Considering his life journey and complicities as a white trans person through the principles of Menakem, Laub materializes the transitional nature of emotions and makes visible the human necessity to process, undo, connect, and care for one another. Guided by Menakem’s suggestion to (re)connect with family, Laub’s handmade tapestries featuring his niece in addition to other members of his family recall the innocence of instant connection, yet are stitched with the difficulties of familial distance and misunderstanding. A series of Murrini mouth-blown glass boxing gloves evoke moments of self-love and self-discipline through the artist’s personal soul nerve exercise regimen. In the main space, water dispensers and glass vessels offer guests a rest area to wash one another’s feet, an intimate gesture to revive the soul nerve.
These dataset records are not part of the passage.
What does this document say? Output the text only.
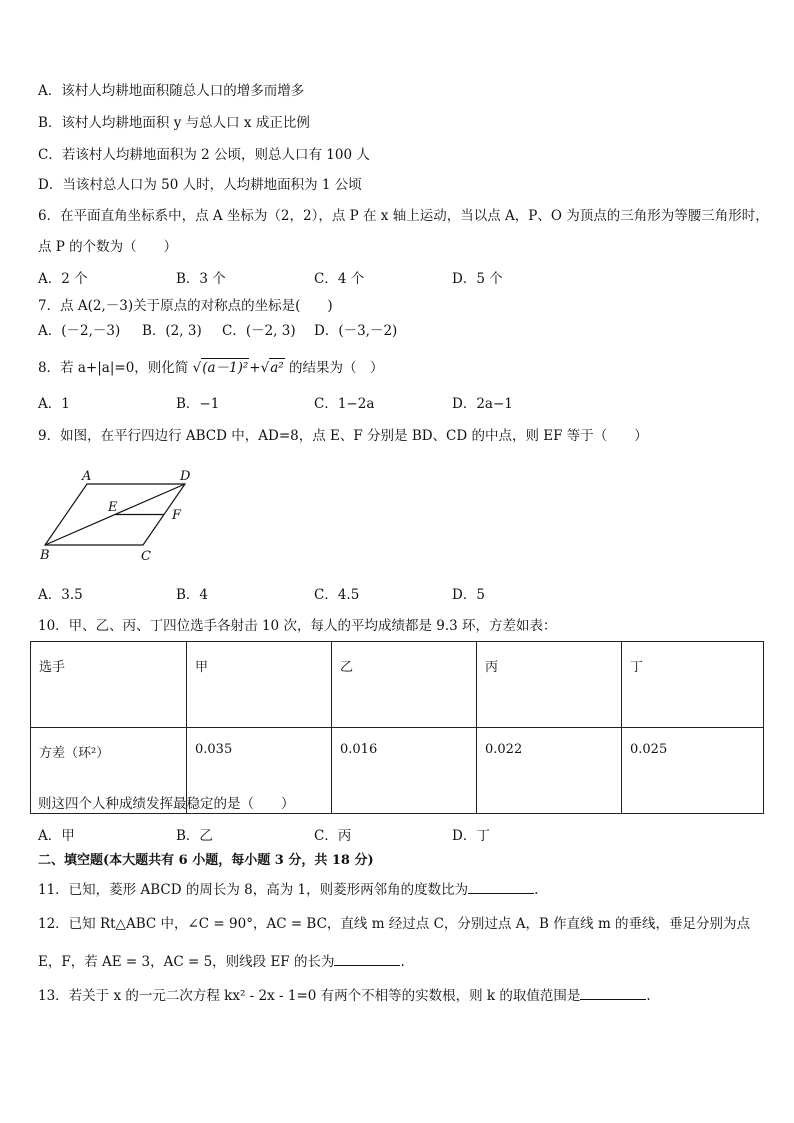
A．该村人均耕地面积随总人口的增多而增多
B．该村人均耕地面积 y 与总人口 x 成正比例
C．若该村人均耕地面积为 2 公顷，则总人口有 100 人
D．当该村总人口为 50 人时，人均耕地面积为 1 公顷
6．在平面直角坐标系中，点 A 坐标为（2，2），点 P 在 x 轴上运动，当以点 A，P、O 为顶点的三角形为等腰三角形时，
点 P 的个数为（　　）
A．2 个	B．3 个	C．4 个	D．5 个
7．点 A(2,－3)关于原点的对称点的坐标是(　　)
A．(－2,－3) B．(2, 3) C．(－2, 3) D．(－3,－2)
8．若 a+|a|=0，则化简 √(a－1)²+√a² 的结果为（　）
A．1	B．−1	C．1−2a	D．2a−1
9．如图，在平行四边行 ABCD 中，AD=8，点 E、F 分别是 BD、CD 的中点，则 EF 等于（　　）
A	D
E
F
B	C
A．3.5	B．4	C．4.5	D．5
10．甲、乙、丙、丁四位选手各射击 10 次，每人的平均成绩都是 9.3 环，方差如表：
选手	甲	乙	丙	丁
方差（环²）	0.035	0.016	0.022	0.025
则这四个人种成绩发挥最稳定的是（　　）
A．甲	B．乙	C．丙	D．丁
二、填空题(本大题共有 6 小题，每小题 3 分，共 18 分)
11．已知，菱形 ABCD 的周长为 8，高为 1，则菱形两邻角的度数比为	.
12．已知 Rt△ABC 中，∠C = 90°，AC = BC，直线 m 经过点 C，分别过点 A，B 作直线 m 的垂线，垂足分别为点
E，F，若 AE = 3，AC = 5，则线段 EF 的长为	.
13．若关于 x 的一元二次方程 kx² - 2x - 1=0 有两个不相等的实数根，则 k 的取值范围是	.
Finally, an immersive environment with video and lullabies turns the back room into one in which visitors are encouraged to awaken their vagus nerves by singing, with the hopes to arrive at trust and renewal.

Laub’s work asks us to move beyond the limits of our vision in order to unearth the capacity for sensorial expression within our bodies. It is through basic connection that we build strong ties, learn from one another, share space, and celebrate differences. “The Act of Growing Up: Emanations of a Soul Nerve Revival” is a series of gestures that touches our souls, and invites guests both collectively and individually to actively heal and grow. This exhibition is a humble proposal to reorient our human approach toward an understanding of love and appreciation.


Laub (b. 1986, Waynesboro, VA) is an interdisciplinary artist who works across glass, ceramics, wood, textiles, sound, and drawing. His practice often considers his personal life, making objects, sensations, and worlds that speak to the difficulties and merits of human connection, self-care, and learning. By approaching tangible materials in creative ways, he materializes the fleeting and transitional nature of emotion and being, and makes visible the human necessity to process, connect, and care for one another. Laub's work has recently been exhibited at Los Angeles Contemporary Exhibitions, Armory Center for the Arts, and Commonwealth and Council, and has been featured in Artforum, Los Angeles Times, and Contemporary Art Review Los Angeles. He holds an MFA in Glass from Rhode Island School of Design and a BFA in Craft Material Studies from Virginia Commonwealth University.